With the last minute cancellations, the deal is the same i.e. communicate. The other party being too persuasive, playing you the guilty-card shouldnʼt decide things for you. You could always wait and say no, than to give out an instant, thoughtless Y E S. 

Listen 

Whenever someone is speaking, say a friend of yours, it would be humanly to pay attention. Opening your mouth too much means you know everything, which you donʼt. Even though you think youʼve acquired enlightenment, letʼs suppose, itʼs good to listen. 

Especially, if itʼs a friend of yours sharing about something he went through, make sure you lend your ears. The terrible mistake would be to say,”Yah, it was painful when I lost my mother,” in the midst of your friend saying, “My dog passed, and I donʼt feel good about anything.” Why? 

- a. Because itʼs not a competition

b. Your time will come.Let your friend have that safe space for sharing without feeling attacked or interrupted. 

c.
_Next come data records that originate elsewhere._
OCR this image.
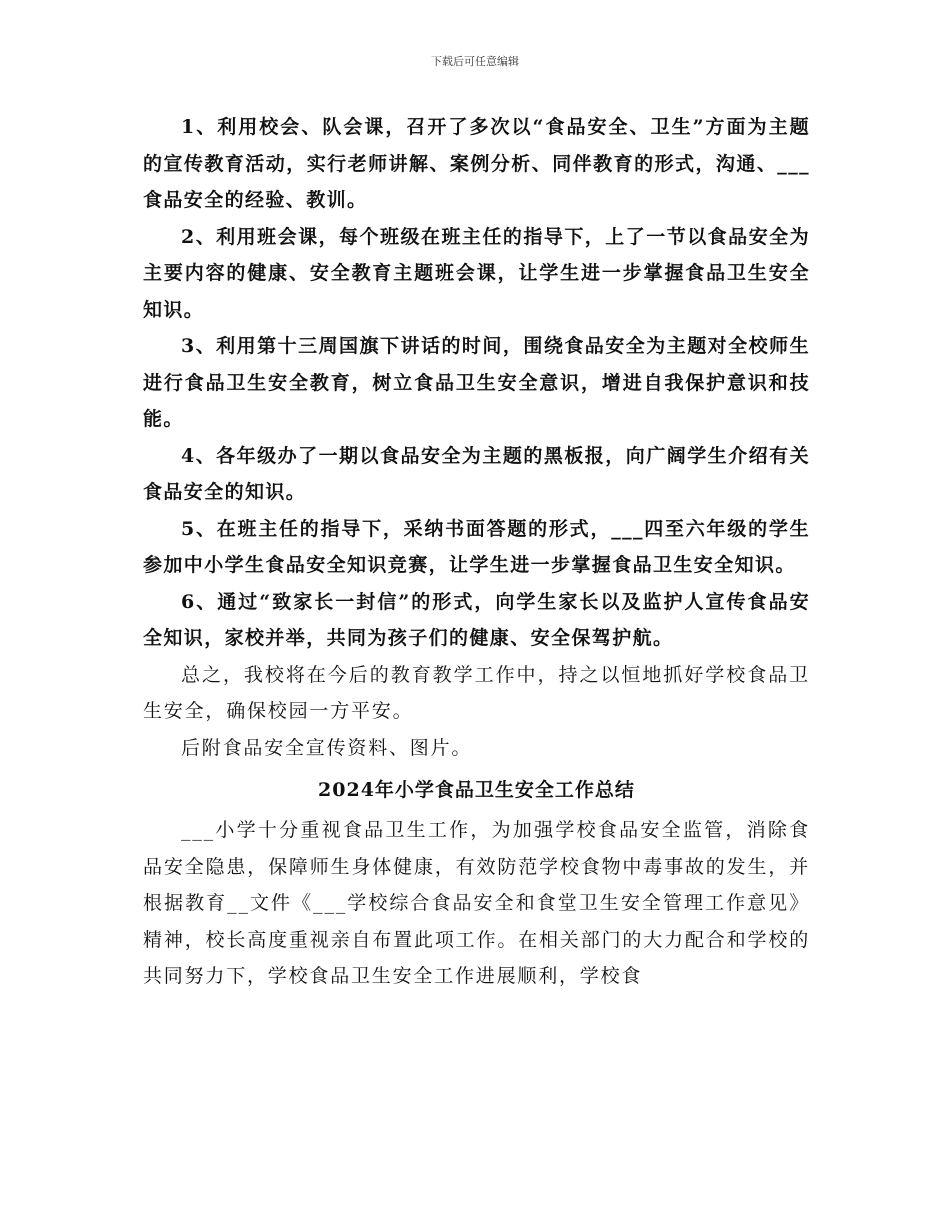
下载后可任意编辑

1、利用校会、队会课，召开了多次以“食品安全、卫生”方面为主题的宣传教育活动，实行老师讲解、案例分析、同伴教育的形式，沟通、___食品安全的经验、教训。

2、利用班会课，每个班级在班主任的指导下，上了一节以食品安全为主要内容的健康、安全教育主题班会课，让学生进一步掌握食品卫生安全知识。

3、利用第十三周国旗下讲话的时间，围绕食品安全为主题对全校师生进行食品卫生安全教育，树立食品卫生安全意识，增进自我保护意识和技能。

4、各年级办了一期以食品安全为主题的黑板报，向广阔学生介绍有关食品安全的知识。

5、在班主任的指导下，采纳书面答题的形式，___四至六年级的学生参加中小学生食品安全知识竞赛，让学生进一步掌握食品卫生安全知识。

6、通过“致家长一封信”的形式，向学生家长以及监护人宣传食品安全知识，家校并举，共同为孩子们的健康、安全保驾护航。

总之，我校将在今后的教育教学工作中，持之以恒地抓好学校食品卫生安全，确保校园一方平安。

后附食品安全宣传资料、图片。

2024年小学食品卫生安全工作总结

___小学十分重视食品卫生工作，为加强学校食品安全监管，消除食品安全隐患，保障师生身体健康，有效防范学校食物中毒事故的发生，并根据教育__文件《___学校综合食品安全和食堂卫生安全管理工作意见》精神，校长高度重视亲自布置此项工作。在相关部门的大力配合和学校的共同努力下，学校食品卫生安全工作进展顺利，学校食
Pain isnʼt relative. Different individuals have different reactions to the things they go through.

 You can see Ananya being toyed by memers and trollers on the web. Sucks that they get paid to do so, and that these are 21st century profession. 

Be funny, but not mean 

If youʼre funny all the time, then something might be wrong with you. It is not normal. One cannot be funny every waking hour without offending or hurting anyone. Call it sarcasm, savagery, coolness, attitude or “hami estai ta ho ni bro,” that shit is hazardous to any relationship. 

Yes, that guy is hilarious, but at the expense of what? Is he always using someone as a tool for his so called cracker-jacks? Is the phrase ‘no offense, thoughʼ a constant with him? Does he laugh hysterically at his own jokes? 

If all the above checkboxes are ticked, then, chances are that he might be what you shouldnʼt aspire to be. Given that he gets all the eyes and ears, itʼs still not worth it. What's worse? - That guy being you.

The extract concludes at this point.